Sur la demande de dommages et intérêts pour procédure abusive
Aux termes de l’article 1382 du code civil devenu article 1240 du même code « tout fait quelconque
de l’homme qui cause à autrui un dommage oblige celui par la faute duquel il est arrivé à le
réparer »,
L’exercice d’une action en justice de même que la défense à une telle action constitue en principe un
droit et ne dégénère en abus pouvant donner lieu à l’octroi de dommages-intérêts que lorsqu’est
caractérisée une faute en lien de causalité directe avec un préjudice.
L’URSSAF ne démontre pas l’abus de droit ni son préjudice et la demande sera rejetée.

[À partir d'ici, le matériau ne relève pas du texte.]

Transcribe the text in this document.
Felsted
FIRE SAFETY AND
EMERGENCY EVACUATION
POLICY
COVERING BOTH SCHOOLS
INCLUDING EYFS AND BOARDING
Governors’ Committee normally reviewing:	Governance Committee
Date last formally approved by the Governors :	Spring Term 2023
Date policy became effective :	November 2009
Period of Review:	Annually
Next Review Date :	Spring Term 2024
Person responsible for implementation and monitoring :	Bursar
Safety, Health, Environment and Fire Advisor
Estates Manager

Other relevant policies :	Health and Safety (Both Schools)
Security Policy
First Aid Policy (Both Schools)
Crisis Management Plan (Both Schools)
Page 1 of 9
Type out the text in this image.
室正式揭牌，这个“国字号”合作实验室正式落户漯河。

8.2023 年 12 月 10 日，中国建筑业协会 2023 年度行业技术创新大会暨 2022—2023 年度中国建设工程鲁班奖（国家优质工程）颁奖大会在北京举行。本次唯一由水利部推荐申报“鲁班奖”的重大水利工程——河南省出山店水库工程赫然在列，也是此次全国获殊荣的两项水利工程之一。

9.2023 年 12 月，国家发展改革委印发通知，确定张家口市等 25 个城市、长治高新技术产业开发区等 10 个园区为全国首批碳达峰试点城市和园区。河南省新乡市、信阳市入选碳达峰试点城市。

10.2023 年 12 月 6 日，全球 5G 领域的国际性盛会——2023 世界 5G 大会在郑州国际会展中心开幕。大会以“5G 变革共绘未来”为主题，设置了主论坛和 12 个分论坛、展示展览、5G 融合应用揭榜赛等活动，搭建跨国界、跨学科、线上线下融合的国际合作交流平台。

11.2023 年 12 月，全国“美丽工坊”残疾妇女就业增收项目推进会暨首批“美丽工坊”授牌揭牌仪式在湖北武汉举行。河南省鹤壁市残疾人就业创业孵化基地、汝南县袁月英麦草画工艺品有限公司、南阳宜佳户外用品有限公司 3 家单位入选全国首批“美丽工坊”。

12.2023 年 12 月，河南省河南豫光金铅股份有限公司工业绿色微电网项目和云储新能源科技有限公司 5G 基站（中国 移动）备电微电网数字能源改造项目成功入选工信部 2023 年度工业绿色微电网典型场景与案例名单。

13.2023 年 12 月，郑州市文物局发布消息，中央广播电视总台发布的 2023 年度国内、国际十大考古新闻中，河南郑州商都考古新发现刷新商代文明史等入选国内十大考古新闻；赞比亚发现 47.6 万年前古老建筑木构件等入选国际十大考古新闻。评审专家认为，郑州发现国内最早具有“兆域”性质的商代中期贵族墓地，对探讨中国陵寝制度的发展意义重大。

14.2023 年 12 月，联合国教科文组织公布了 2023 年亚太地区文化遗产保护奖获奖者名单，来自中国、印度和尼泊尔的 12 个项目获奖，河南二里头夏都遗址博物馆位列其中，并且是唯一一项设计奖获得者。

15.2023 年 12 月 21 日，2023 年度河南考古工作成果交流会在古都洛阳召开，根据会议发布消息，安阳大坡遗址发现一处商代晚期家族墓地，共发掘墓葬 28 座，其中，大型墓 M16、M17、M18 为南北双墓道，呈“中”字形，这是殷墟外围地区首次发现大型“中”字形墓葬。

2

Sur les demandes accessoires
L’équité commande de faire droit à la demande de l’intimé présentée sur le fondement de l’article 700
du code de procédure civile ; l’appelant est condamné à lui verser à ce titre la somme visée au
dispositif de la présente décision.,
Partie perdante, l’appelant ne saurait prétendre à l’allocation de frais irrépétibles et doit supporter les
dépens.
PAR CES MOTIFS
LA COUR
Statuant publiquement par décision réputée contradictoire et en dernier ressort,
Confirme le jugement en toutes ses dispositions;
Y ajoutant,
Déboute l’URSSAF Ile-de-France de sa demande de dommages et intérêts;
Condamne M. D X à payer à l’URSSAF Ile-de-France la somme de 1.500 euros sur le
fondement de l’article 700 du code de procédure civile;
Condamne M. D X aux dépens de l’appel qui seront recouvrés conformément aux
dispositions de l’article 699 du code de procédure civile.
— prononcé par mise à disposition de l’arrêt au greffe de la cour, les parties en ayant été préalablement
avisées dans les conditions prévues au deuxième alinéa de l’article 450 du code de procédure civile.
— signé par Madame L M, Président et par Mademoiselle LANGLOIS, Faisant fonction
de greffier, auquel la minute de la décision a été remise par le magistrat signataire.